Several of you have suggested that your university may be trying to find a way to cut its costs whilst also boosting your institution’s precious ’employability’ stats.
While you’re keen to make yourself as employable as possible too, you raise the point that you could go out and find your own job, which you would actually get paid for, rather than paying to do. So what value is your university really adding here?
For four years, Graduate Fog has campaigned for graduate internships to be paid at least the minimum wage – and we are starting to win this fight. But we have tended to leave student internships alone. There are several reasons for that.
First, they are legal – the minimum wage law has an exemption for students doing internships as part of their course.
Even if it looks very much like a job, if it counts in some way as credit for your degree, it is legal. We have never thought that was fair (if your work is valuable to the organisation, why should it matter whether you’re a student or not?) but there it is.
Second, this website is called Graduate Fog, not Student Fog – so we thought we’d leave that fight to someone else.
But we’re concerned that nobody seems to be picking it up. And things seem to be getting worse – some students tell us they have worked for a year unpaid, whilst simultaneously paying tuition fees to their university. That’s right – they’re paying their university while they go out and work for a private employer for free.
Is anyone else starting to feel quite annoyed about this? And has anyone heard from the NUS on this subject? What about any other student body or big website?. Is anyone doing anything? If so, we’d love to share with them what we’ve learned about the campaign for fairer graduate internships as it could be helpful in a new fight too.
So today we have three questions for you:
1) What do you think about student internships – is it right that long, unpaid work placements should be legal if they’re part of your course – or should the law be tightened to protect students against exploitation?
2) Is this a fight that you think someone should take on? Are students getting angry about what’s happening – and would they support a campaign to improve the situation?
3) Have you heard whether the NUS or any other body is doing anything about it?
Please comment below – we’d love to hear what you think…
A good example is the British Legislative Studies course at Hull University.
If you want to be an MP’s bag carrier the best route is applying for this four year course at Hull (yes — No Blackadder jokes!) that contains a year in Parliament learning the ropes.
Yes it is absurd that you are effectively paying to train yourself but on the plus side it means you actually get taken seriously when applying for entry level jobs. With unemployment at 2.5m can you really put a price on that?
The reality is that employers do not want to train entry level staff. Entry level staff are a burden as they take time to learn the ropes. Who wants to be a burden?
In the only University I’ve worked at that had a significant proportion of these ‘sandwich’ courses, with a year-long placement in the third year of a four year degree, it generally worked well.
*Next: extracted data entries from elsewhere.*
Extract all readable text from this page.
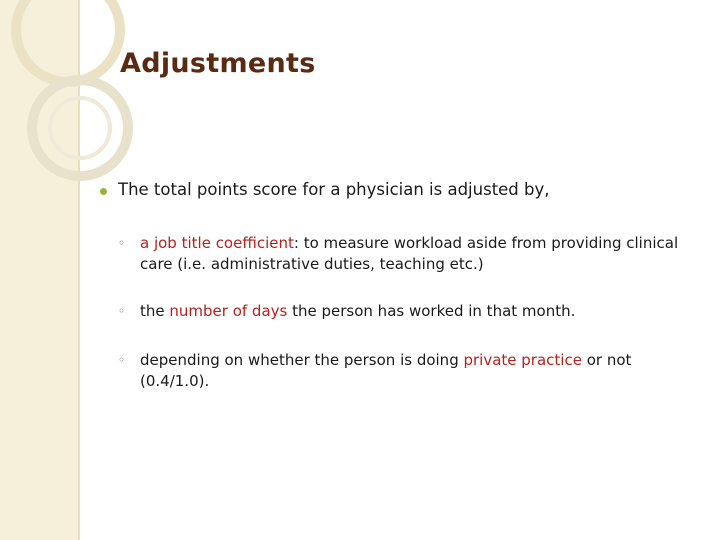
Adjustments
The total points score for a physician is adjusted by,
◦ a job title coefficient: to measure workload aside from providing clinical care (i.e. administrative duties, teaching etc.)
◦ the number of days the person has worked in that month.
◦ depending on whether the person is doing private practice or not (0.4/1.0).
Placements were usually beneficial for both parties and, crucially, paid. (Not at the level that a graduate would earn with the same company, but certainly above minimum wage.) It also gave a real boost to the students’ chances of getting a job after graduation, often with the same company they’d done their sandwich year with. On the whole though, this only really held true for certain types of course – the Sciences, Engineering disciplines, some of the Management degrees etc – whereas for other courses – Psychology, English Lit for example – it was harder. There were fewer placements available and those that could be found were often unpaid, or paid below minimum wage. There were still advantages for the students’ learning and employability, but these came alongside obvious financial disadvantages.
With regard to the tuition fee, I don’t know if this is the same for all Unis, but students paid a reduced fee for the sandwich year. Obviously a Uni still has some costs to cover – assessment, administration of the placement process, usually they’d be at least one tutor visit to the student during the placement etc. I don’t know if the Uni made a profit on the year (I suspect it did) but I imagine this was used to cross-subsidise other less-profitable areas of activity, just as Unis cross-subsidise in other areas.
I don’t think I’d want to see a change in the law, as the placements can provide such valuable learning, but Unis need to be responsible and ensure they are only offering placements on courses where the student is going to get a genuine benefit. The danger, as you identify in your article, is that these placements become devalued and seen as an easy cash-cow for hard-up Universities with no real value for the student. If Universities can’t act responsibly to ensure this doesn’t happen, then regulation will be needed to force their hand.
ACareersAdviser is right to say universities should monitor the quality of their sandwich placements and only offer them where they’re likely to provide the students with real benefits. I think students need to look after their own interests too.
The obvious time to check out the quality of the sandwich placements offered is when students are deciding which universities to apply for.
As “customers” paying up to £9K in tuition fees alone, they’ve every riqht to quiz universities for information on the types of work and projects undertaken by students in their sandwich year; the percentages of employers taking on students who had sandwich placements with them to do “career” jobs; and the amount of tutor oversight given during these placements. Ask what support the university gave when sandwich placements went wrong in the past and how quickly were problems resolved.